Merkez Bankası doğal olarak Gazze’de olan bitenin kaygısını yaşıyor. Bu savaşın Türkiye ekonomisine en azından petrol fiyatlarını yukarı çekme olasılığı yönüyle enflasyon açısından olumsuz yansıyacağını vurgulayan Merkez Bankası, herhalde hesaba kattığı başka kaygılar olmasına rağmen bunlara açıklamasında yer veremiyor.
Cumhurbaşkanı Erdoğan’ın Hamas’ın terör örgütü olmadığı yolundaki açıklamasından sonra Batı ile iyice gerilmesi muhtemel ilişkilerimiz ekonomimize ne ölçüde yansır, Merkez Bankası elbette bunun da kaygısını yaşıyor ve olabilecek riskleri hesaplıyordur.
Yabancıyı çekmek çok zorlaştı
Merkez Bankası aylardır döviz kurunu belli sınırlarda tutmaya çalışıyor. Bunun en kolay yolu da taze döviz bulmak ama yok, döviz bulunamıyor.
Klasik anlamda doğrudan yeni yatırım zaten beklenmiyor, hem bu yatırımlar yoluyla bir çırpıda milyarlarca dolar gelmez. Ancak bize kısa vadede çare olabilecek portföy yatırımı da gelmiyor. Üstelik biz bu yolu Orta Doğu sorununa ilişkin olarak Türkiye’ye biçtiğimiz rolle iyice zora soktuk, hatta kapattık.
Portföy yatırımı çekmenin çaresi, artık yabancıya daha fazla faiz vermek, yani onlara daha çok para kazandırmak. Sonuçta atılan adım buraya varıyor.
Yabancı daha çok isteyecek
Yabancı yatırımcılar yüzde 30 faize burun kıvırmışlardı, 35’e nasıl bakacaklar, zaman içinde göreceğiz. Ama çok da umutlu olmamak gerek. Yabancılar da biliyor ki Türkiye 35’te duramayacak, bu oran daha da artırılacak. Dolayısıyla 35’in gelecek ay daha yukarı, sonraki ay daha yukarı gideceğini bekleyen yabancı, en tepe noktada alım yapmak için fırsat kollayacak.
Bu köşede dün de vurguladık; faiz konusunda hep oyalandık, elimizi çabuk tutamadık.
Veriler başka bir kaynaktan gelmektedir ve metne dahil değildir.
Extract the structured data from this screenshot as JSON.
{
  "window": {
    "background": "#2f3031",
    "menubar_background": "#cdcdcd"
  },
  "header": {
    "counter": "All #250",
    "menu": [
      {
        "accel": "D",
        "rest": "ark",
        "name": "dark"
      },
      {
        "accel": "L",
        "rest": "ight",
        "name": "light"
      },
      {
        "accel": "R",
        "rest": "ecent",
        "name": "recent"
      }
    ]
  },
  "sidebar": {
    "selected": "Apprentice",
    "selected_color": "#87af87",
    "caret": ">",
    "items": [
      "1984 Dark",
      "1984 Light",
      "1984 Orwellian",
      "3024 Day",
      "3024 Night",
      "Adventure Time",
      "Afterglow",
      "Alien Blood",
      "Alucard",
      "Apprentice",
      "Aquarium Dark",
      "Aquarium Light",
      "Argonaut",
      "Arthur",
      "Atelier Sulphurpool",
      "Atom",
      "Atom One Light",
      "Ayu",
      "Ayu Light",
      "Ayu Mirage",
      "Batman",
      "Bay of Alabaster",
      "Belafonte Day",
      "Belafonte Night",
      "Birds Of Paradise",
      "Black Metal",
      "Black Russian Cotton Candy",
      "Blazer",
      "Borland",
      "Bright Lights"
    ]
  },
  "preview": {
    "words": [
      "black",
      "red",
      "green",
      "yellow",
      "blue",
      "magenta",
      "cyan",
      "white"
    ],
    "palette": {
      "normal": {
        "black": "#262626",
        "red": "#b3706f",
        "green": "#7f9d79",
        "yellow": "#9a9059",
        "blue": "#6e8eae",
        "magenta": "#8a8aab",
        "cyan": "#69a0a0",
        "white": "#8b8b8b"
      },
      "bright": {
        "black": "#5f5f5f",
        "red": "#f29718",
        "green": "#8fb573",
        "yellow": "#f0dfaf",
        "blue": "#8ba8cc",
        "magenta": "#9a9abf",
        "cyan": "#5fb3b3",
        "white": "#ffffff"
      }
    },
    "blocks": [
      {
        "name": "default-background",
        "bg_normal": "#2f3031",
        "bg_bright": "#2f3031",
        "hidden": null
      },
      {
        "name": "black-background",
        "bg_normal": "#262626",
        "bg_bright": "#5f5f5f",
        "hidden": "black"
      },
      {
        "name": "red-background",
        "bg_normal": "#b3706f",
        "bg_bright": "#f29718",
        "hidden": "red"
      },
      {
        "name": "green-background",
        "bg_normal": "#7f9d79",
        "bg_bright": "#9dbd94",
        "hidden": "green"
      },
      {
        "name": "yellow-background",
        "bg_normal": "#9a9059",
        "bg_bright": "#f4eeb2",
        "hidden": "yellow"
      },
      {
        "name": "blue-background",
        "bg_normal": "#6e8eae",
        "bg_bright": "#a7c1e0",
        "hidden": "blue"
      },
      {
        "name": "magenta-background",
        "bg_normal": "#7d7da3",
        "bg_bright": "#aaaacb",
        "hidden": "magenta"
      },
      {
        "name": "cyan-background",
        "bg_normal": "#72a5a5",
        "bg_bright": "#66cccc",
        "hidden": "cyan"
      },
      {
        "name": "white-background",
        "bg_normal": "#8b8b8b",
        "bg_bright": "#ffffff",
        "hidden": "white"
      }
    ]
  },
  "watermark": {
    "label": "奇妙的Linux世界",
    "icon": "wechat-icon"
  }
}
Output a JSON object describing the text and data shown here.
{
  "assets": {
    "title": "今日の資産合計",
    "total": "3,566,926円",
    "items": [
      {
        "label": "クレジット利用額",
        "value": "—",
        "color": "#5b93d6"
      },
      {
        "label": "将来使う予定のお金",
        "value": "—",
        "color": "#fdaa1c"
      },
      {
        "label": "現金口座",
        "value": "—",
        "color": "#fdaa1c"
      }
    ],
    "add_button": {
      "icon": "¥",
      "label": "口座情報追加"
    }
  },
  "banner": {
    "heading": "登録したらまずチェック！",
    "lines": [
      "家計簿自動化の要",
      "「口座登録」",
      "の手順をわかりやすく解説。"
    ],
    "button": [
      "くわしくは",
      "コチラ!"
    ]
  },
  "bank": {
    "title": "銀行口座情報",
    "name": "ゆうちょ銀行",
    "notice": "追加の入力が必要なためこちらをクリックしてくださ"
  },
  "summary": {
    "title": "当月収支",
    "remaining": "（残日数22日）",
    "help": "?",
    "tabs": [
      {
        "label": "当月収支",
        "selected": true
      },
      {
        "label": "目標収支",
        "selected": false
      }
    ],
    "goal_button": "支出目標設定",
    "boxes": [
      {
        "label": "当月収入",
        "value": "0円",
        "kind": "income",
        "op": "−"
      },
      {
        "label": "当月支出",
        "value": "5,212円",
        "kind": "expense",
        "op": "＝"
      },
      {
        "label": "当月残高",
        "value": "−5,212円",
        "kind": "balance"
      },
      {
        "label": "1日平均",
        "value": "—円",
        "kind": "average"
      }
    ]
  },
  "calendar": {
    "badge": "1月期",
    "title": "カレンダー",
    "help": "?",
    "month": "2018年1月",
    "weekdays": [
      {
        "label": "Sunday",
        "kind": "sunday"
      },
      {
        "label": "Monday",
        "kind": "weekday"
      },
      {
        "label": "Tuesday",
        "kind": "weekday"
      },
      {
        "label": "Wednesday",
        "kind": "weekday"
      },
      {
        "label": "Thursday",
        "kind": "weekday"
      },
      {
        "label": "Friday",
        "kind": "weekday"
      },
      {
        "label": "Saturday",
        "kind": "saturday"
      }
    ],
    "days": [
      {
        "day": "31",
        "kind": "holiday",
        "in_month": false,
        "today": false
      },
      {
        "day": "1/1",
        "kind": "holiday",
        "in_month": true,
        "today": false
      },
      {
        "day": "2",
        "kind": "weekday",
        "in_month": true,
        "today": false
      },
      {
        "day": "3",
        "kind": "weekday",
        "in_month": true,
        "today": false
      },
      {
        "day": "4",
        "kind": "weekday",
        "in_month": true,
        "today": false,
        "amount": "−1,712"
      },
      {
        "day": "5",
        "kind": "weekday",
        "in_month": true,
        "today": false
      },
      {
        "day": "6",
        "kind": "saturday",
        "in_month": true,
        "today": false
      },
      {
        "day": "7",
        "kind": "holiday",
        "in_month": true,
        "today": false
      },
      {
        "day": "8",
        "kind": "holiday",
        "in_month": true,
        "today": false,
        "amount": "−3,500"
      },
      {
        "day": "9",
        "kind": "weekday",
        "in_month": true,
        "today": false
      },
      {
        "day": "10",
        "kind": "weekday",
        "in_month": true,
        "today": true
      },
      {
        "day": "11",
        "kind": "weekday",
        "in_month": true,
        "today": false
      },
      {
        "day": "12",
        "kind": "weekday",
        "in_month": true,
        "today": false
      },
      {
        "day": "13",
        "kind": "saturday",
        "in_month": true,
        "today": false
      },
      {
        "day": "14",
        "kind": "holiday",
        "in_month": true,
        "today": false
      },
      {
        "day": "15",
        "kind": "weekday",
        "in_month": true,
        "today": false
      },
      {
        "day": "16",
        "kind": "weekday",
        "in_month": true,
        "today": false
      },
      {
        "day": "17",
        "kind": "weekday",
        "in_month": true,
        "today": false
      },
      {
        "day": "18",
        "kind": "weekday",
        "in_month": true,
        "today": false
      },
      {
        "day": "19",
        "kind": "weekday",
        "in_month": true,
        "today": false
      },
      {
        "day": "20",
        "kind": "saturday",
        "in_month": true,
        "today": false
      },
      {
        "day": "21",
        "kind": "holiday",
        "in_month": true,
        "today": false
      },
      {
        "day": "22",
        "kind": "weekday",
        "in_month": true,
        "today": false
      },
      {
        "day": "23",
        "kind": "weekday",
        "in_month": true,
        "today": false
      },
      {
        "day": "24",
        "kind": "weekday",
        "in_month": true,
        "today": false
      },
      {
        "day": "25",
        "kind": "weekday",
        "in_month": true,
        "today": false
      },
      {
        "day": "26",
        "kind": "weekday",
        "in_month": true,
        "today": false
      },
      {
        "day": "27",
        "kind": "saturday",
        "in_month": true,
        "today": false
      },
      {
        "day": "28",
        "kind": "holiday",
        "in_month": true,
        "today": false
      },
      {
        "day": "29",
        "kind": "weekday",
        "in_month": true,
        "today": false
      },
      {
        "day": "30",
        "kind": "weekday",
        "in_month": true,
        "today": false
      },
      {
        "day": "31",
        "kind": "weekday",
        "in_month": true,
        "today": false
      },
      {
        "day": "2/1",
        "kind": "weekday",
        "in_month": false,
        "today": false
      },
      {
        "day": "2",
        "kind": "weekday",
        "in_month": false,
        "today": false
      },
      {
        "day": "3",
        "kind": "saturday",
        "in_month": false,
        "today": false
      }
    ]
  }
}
Faizi yan etkilerini bir şekilde bertaraf edip bir çırpıda tepe noktaya getirseydik çok daha iyi olmaz mıydı?
Enflasyonu yakalama tartışması...
Faiz ile enflasyon arasında bağ kurarken farklı zaman dilimlerini kullanmamak gerek.
Faizle kıyaslanan, genellikle açıklanan enflasyon oranı oluyor. Oysa o oran artık geride kaldı.
Faiz gelecek dönemin oranı, açıklanan enflasyon ise geride kalan dönemin...
Dolayısıyla kıyaslama için gelecekteki enflasyona ve o enflasyonun ne olabileceğine bakmak gerekiyor.
Bizde mevduatın vadesi genellikle üç ayın altındadır, hatta 32 gündür; ama üç aylık ya da aylık enflasyon hedefi de yok ki... Bu yüzden de bir yıllık döneme bakmak durumundayız.
Eğer politika faizi yüzde 35’te kalırsa ve mevduat faizi de bu orana yakın seyrederse önümüzdeki bir yılda oluşacak enflasyonla faiz ancak başa baş duruma gelecek demektir.
Enflasyonda bu yıl için tahmin edilen yüzde 65’in ve 2024 tahmini olan yüzde 33’ün gerçekleşmesi için aylık ortalama artışın ne olması gerektiğini bir süre önce hesaplamıştık. (Ekonomi, 16 Ekim 2023.) Bu, olabilecek en iyimser senaryo ve Türkiye yıllık yüzde 35 enflasyonu 2024’ün ekim ayında yakalayabiliyor.
Bir aylık veya üç aylık dönemlerde pozitif reel faiz oluşabilir ya da tersi olur; ama görünen yıllık bazda pozitif reel faizin şu durumda ancak önümüzdeki yıl ekimde yakalanabileceğidir. Tabii ki bu, enflasyona ilişkin en olumlu senaryonun gerçekleşeceği varsayımına bağlı bulunuyor.